TBSの久保田智子アナが「盗撮事件」について語った
TBSの久保田智子アナが「盗撮事件」について語った

   事件は、TBSの情報番組「みのもんたの朝ズバッ!」のスタッフで、同局関連の制作会社の男性社員が局内の女性トイレに侵入し、久保田アナを盗撮しようとしたとして、建造物侵入容疑で警視庁赤坂署に逮捕されたというもの。
   この事件をスクープした週刊文春(07年10月25日号)によれば、この男性社員は『朝ズバッ!』のスポーツ担当をしていたが、盗撮の「常習犯」で、TBSや他局で盗撮していたという。

   事件の被害者である久保田アナが事件後はじめて口を開いた。
   事件は、ボクシングの亀田大毅選手の世界戦が行われた07年10月11日の3日前のことだった。

「その日もいつもと同じトイレに入った私は、なぜか天井を見上げたのでした。すると仕切りの上から携帯電話がこちらを狙っていたのです」

   こんな書き出しで始まるのは2007年10月27日の日刊ゲンダイのコラム「人気女子アナ 現場からの報告」。久保田アナはこのコラムの中で盗撮被害に遭った様子を詳しく語っている。このコラムによれば、盗撮犯は「背の高い大男」で、久保田アナはこの男を発見するや、「何やってんの!出てきなさい!」と隣のトイレの戸を叩いて叫んだという。その後、携帯電話を引っ張り合い、トイレの外に連れ出して助けを求めたということらしい。

   このコラムとほぼ同じ内容の文章は、同日の久保田アナのブログ「久保田智子の日日猫」にも掲載された。こちらでは、「盗撮事件」の状況についての言及はあまりなく、主に"盗撮行為"自体が法律で裁かれないことへの憤りが綴られている。

「あの事件以降は、盗撮という恐怖に怯えるというよりも、犯人を捕まえたという恍惚感に浸るようにしています。おかげで、冷静に様々な問題点を分析できるようになってきました。一つは、法律の不備です」

盗撮に「迷惑防止条例」は適用されず

   久保田アナによれば、盗撮行為自体が法律で裁かれると思っていたが、今回の「盗撮事件」では、犯人は「建造物侵入」の罪状で立件された。通常、盗撮行為については「迷惑防止条例」が適用される。しかし、盗撮が行われたのがTBSの会社内で、会社が許可した人間による犯行のため「公共の場」とはいいづらく、「迷惑防止条例」では立件されなかったというのである。

「それでも、会社とは不特定多数の人が出入りする場所で、いちいちその人の性癖まで会社がチェックするなんて到底無理なわけで、今回のようなケースを会社の管理不行届きといえるでしょうか。(中略)『駅や電車』と『会社』という場所の違いで、同じ行為の罪の重さが変わっていいのでしょうか。

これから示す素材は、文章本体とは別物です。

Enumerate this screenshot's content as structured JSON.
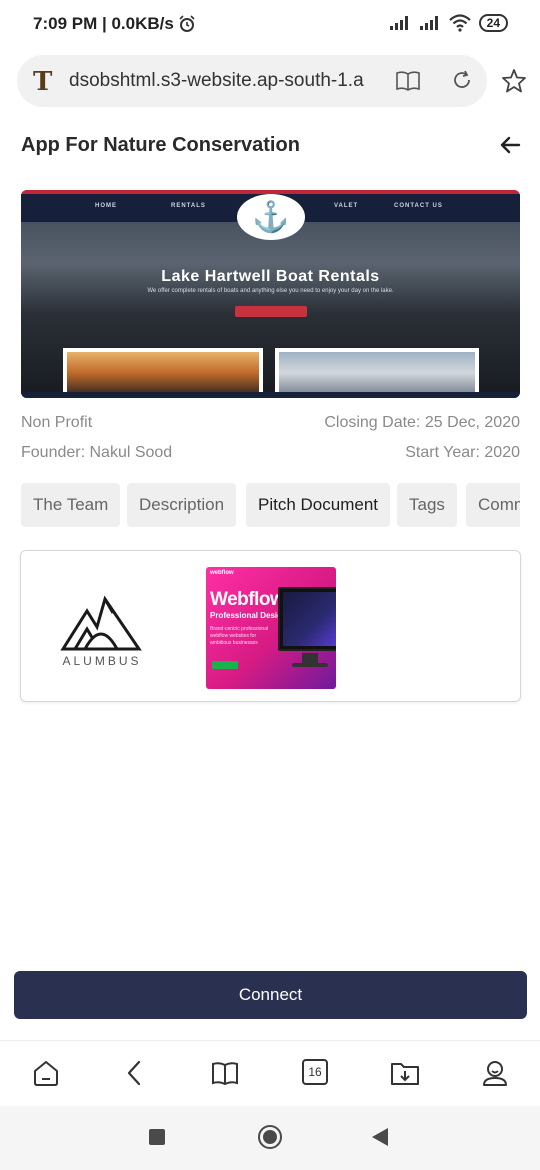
{
  "status_bar": {
    "time_speed": "7:09 PM | 0.0KB/s",
    "battery": "24"
  },
  "browser": {
    "url": "dsobshtml.s3-website.ap-south-1.a",
    "site_icon": "T",
    "tabs_count": "16"
  },
  "page": {
    "title": "App For Nature Conservation"
  },
  "hero": {
    "nav_items": [
      "HOME",
      "RENTALS",
      "VALET",
      "CONTACT US"
    ],
    "title": "Lake Hartwell Boat Rentals",
    "subtitle": "We offer complete rentals of boats and anything else you need to enjoy your day on the lake."
  },
  "meta": {
    "category": "Non Profit",
    "closing_date": "Closing Date: 25 Dec, 2020",
    "founder": "Founder: Nakul Sood",
    "start_year": "Start Year: 2020"
  },
  "tabs": [
    {
      "label": "The Team",
      "active": false
    },
    {
      "label": "Description",
      "active": false
    },
    {
      "label": "Pitch Document",
      "active": true
    },
    {
      "label": "Tags",
      "active": false
    },
    {
      "label": "Comm",
      "active": false
    }
  ],
  "documents": {
    "alumbus_text": "ALUMBUS",
    "webflow": {
      "brand": "webflow",
      "title": "Webflow",
      "subtitle": "Professional Design",
      "description": "Brand-centric professional webflow websites for ambitious businesses"
    }
  },
  "actions": {
    "connect_label": "Connect"
  },
  "colors": {
    "connect_button": "#2a3050",
    "tab_background": "#efefef",
    "webflow_pink": "#ff2fa4"
  },
  "icons": {
    "address_bar": [
      "site-icon",
      "reader-mode-icon",
      "reload-icon",
      "bookmark-star-icon"
    ],
    "toolbar": [
      "home-icon",
      "back-icon",
      "bookmarks-icon",
      "tabs-icon",
      "downloads-icon",
      "profile-icon"
    ]
  }
}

どうやら法律は遅れているようです」

   久保田アナは、このように「盗撮行為」自体が罰せられないことに相当な憤りを覚えているようで、トイレに掛けて「法整備をすすめるためにも、私は声を大にしていいます。『盗撮は犯罪で、断じて水には流せません』」と述べている。

   こうした久保田アナが述べる「法律の不備」はもっともな意見のようだ。盗撮問題に取り組んでいる平松総合調査事務所の平松直哉さんもJ-CASTニュースに対し、同様の問題を指摘している。

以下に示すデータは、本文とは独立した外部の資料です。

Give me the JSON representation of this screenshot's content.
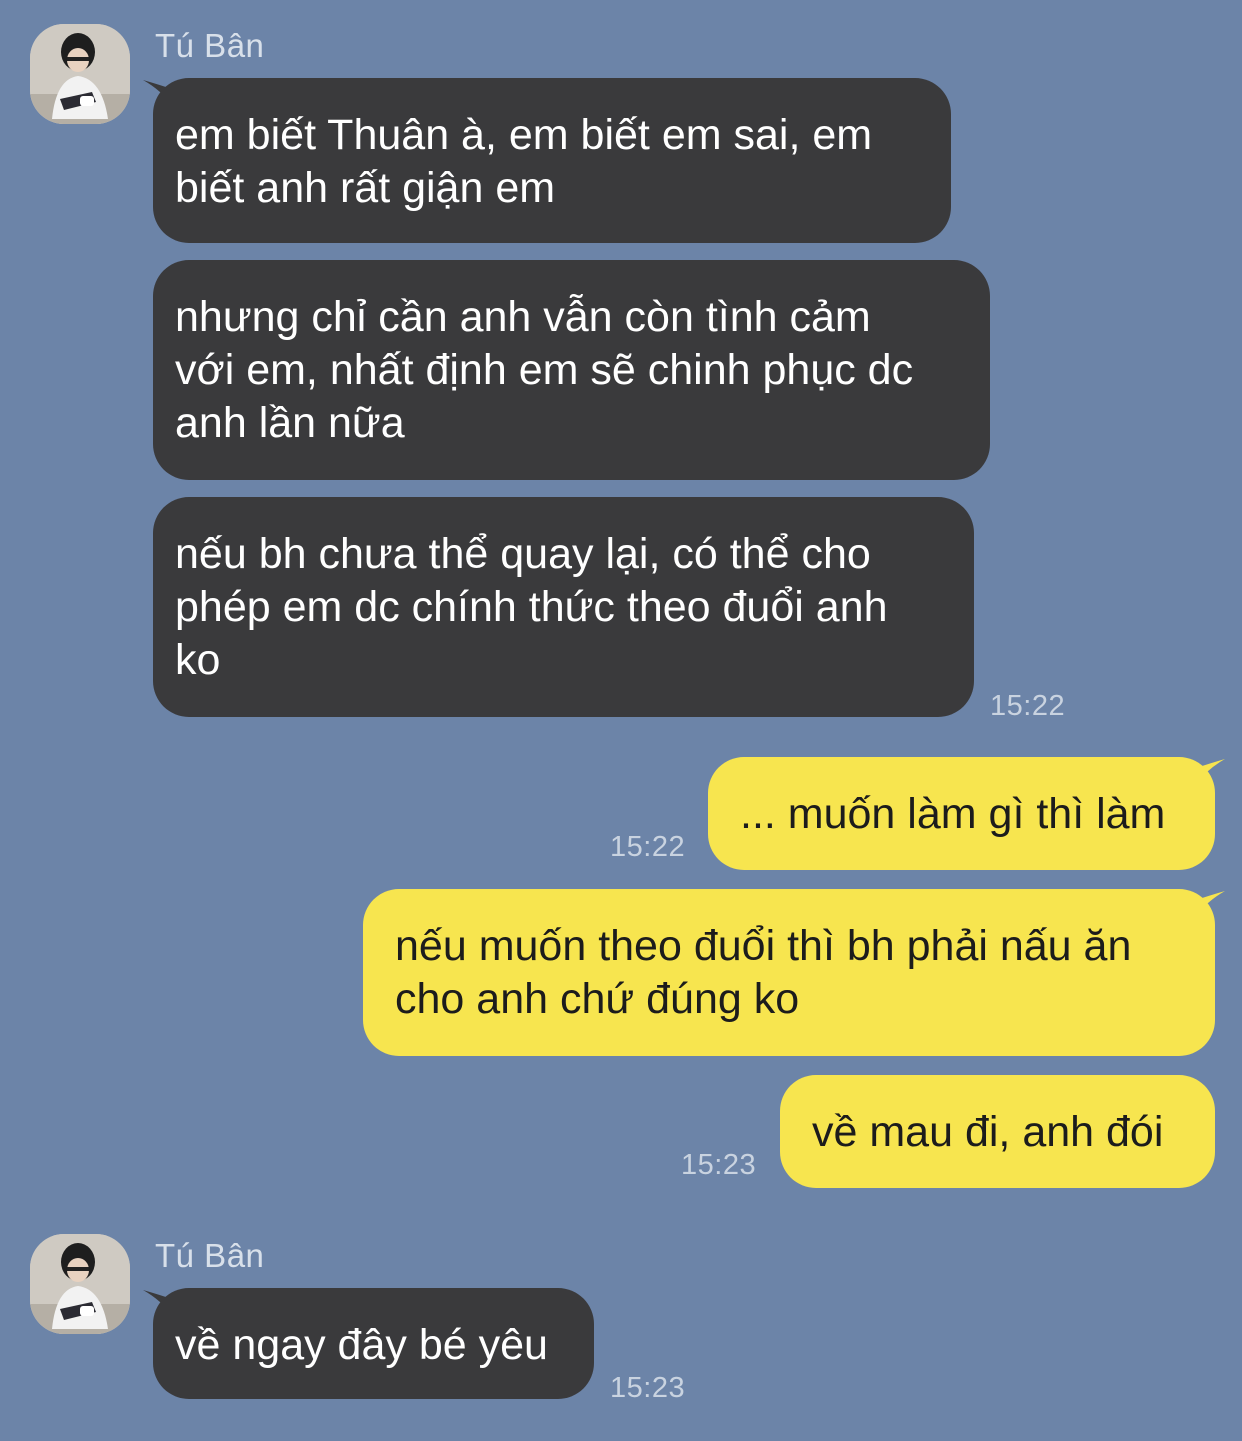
{
  "chat": {
    "groups": [
      {
        "sender": "Tú Bân",
        "messages": [
          "em biết Thuân à, em biết em sai, em\nbiết anh rất giận em",
          "nhưng chỉ cần anh vẫn còn tình cảm\nvới em, nhất định em sẽ chinh phục dc\nanh lần nữa",
          "nếu bh chưa thể quay lại, có thể cho\nphép em dc chính thức theo đuổi anh\nko"
        ],
        "time": "15:22"
      },
      {
        "sender": "me",
        "messages": [
          "... muốn làm gì thì làm"
        ],
        "time": "15:22"
      },
      {
        "sender": "me",
        "messages": [
          "nếu muốn theo đuổi thì bh phải nấu ăn\ncho anh chứ đúng ko",
          "về mau đi, anh đói"
        ],
        "time": "15:23"
      },
      {
        "sender": "Tú Bân",
        "messages": [
          "về ngay đây bé yêu"
        ],
        "time": "15:23"
      }
    ]
  },
  "colors": {
    "background": "#6c84a8",
    "incoming_bubble": "#3a3a3c",
    "outgoing_bubble": "#f7e54f",
    "timestamp": "#c9d3e0"
  },
  "icons": {
    "avatar": "contact-photo"
  }
}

「盗撮を取り締まるのは、軽犯罪法で『ひそかにのぞき見た』と定められているものと各都道府県の迷惑防止条例だけで、どれも現在の状況に対応している法律ではない。今回の盗撮事件は、建造物侵入の罪状の方が罪状を取りやすく罪が重いと判断して(警察側が)適用したのでしょう。ただ、盗撮行為に対する罰則という点で、現状の規制では対応できていないと思います」

   刑法では、建造物侵入罪は3年以下の懲役又は10万円以下の罰金が課される重い罪。しかし、盗撮の被害者にとってみれば「盗撮行為」自体が罰せられないのもおかしな話といえばおかしな話だ。